Какая-то женщина, метрах в двадцати от меня, как раз садится в машину, маленький черный Остин. Она быстро трогается с места, но останавливается возле меня, опускает стекло: «Вас подвезти?» Это Дора. Я сажусь в машину. «Вам куда? — Никуда. — Годится».

Я смотрю на ловкие руки, сжатые ноги. Она ведет хорошо. Мы не разговариваем. Выезжаем из Парижа через Сен-Клу, Версаль. Едем еще минут двадцать, она снова поворачивает, узкая дорога, редкие дома, здесь. Она открывает решетку, подает вперед, вокруг темнота, мы входим, в помещении жарко, она предлагает мне последний стакан виски, мы по-прежнему молчим, она поднимается, зовет меня, вот ваша комната, кровать. Я, не раздеваясь, валюсь на красное покрывало, увидимся позже.

Назавтра, в десять утра, уже никого. На кухне у кофейника записка: «Я вернусь около 19 ч. Если хотите уехать, вот номер вызова такси. Если нет, до встречи. Собака не злая, сторож тоже. Д.»

Я выпиваю кофе, принимаю ванну, обхожу большой белый дом и парк, прямо как в романе, даже не подумаешь, что так в жизни бывает. Я заказываю такси (это, и в самом деле, недалеко от Версаля, мне удалось прочесть адрес на одном из конвертов на столике). Я еду в Париж забрать свои вещи у Жижи, расплачиваюсь с ним, «чао, старый кретин», он от этих слов прямо багровеет, и до самого тротуара меня провожают его «бандит, гомик, коммуняка, еврей, гошист!» Я захожу на почту, прошу оставлять для меня корреспонденцию, возвращаюсь в два часа, волкодав бросается мне на грудь, маленький сторож спокойно улыбается, «на место, Цезарь, на место!», предлагает поднести сумку, спасибо, не надо, его худая черноволосая жена бросает на меня подозрительные взгляды, я вхожу в дом, поднимаюсь в свою комнату.

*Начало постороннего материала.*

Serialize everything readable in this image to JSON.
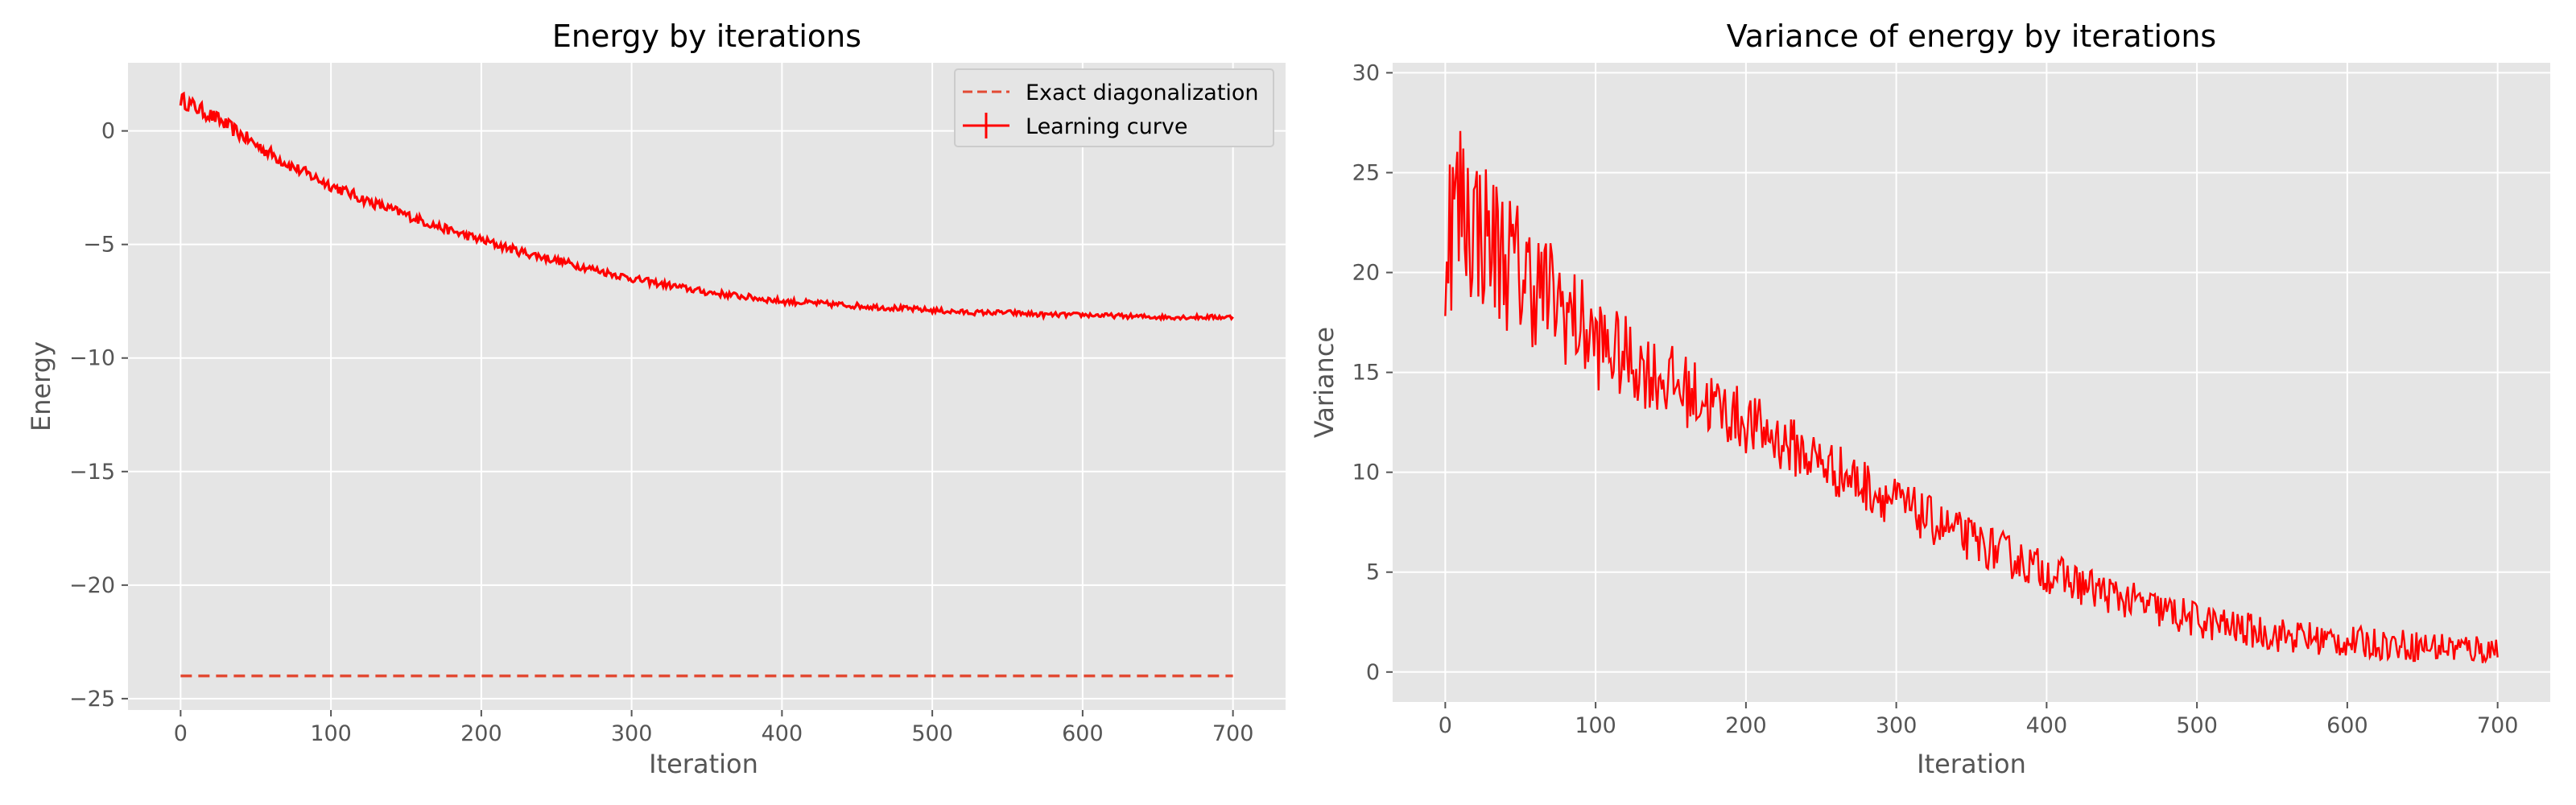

Ладно, поскольку все эти последние дни нормально поесть мне не удавалось, первым делом направляюсь на кухню: ветчина, томаты, яблоки, есть даже превосходное вино. Затем иду обозревать окрестности.

Итак, парк с лужайкой, полого спускающейся к дубовой роще. Замок совсем недалеко. Два заброшенных бассейна, каменные скамейки, не слишком ухоженные цветники, должно быть, сторож совершенно не разбирается в садоводстве. В самом доме гостиная в виде ротонды, столовая, два кабинета, большая библиотека. Наверху пять комнат, одна из них заперта на ключ, без сомнения, спальня самой Доры. И тем не менее присутствие незнакомца в доме ее не пугает. Я прекрасно помню, что накануне нам довелось довольно поспешно, хотя и близко, узнать друг друга, но о чем это говорит? Да ни о чем. Какая она, впрочем? Не слишком высокая, темноволосая, глаза голубые, нежная белая кожа, короткие волосы. Маленький бойкий ротик, решительный голос, упругое тело. На мой вкус, во всяком случае, довольно привлекательна. Чем она занимается в жизни? Врач, архитектор, адвокат? Что-нибудь в этом роде. Я так и не знаю ее фамилии, во всяком случае, на почтовых бланках указан только адрес. Почему она живет здесь, а не в Париже? Одна? Или нет? Или временно? И давно? А может, в Париже она тоже живет? А ее муж? Но может, никакого мужа и нет?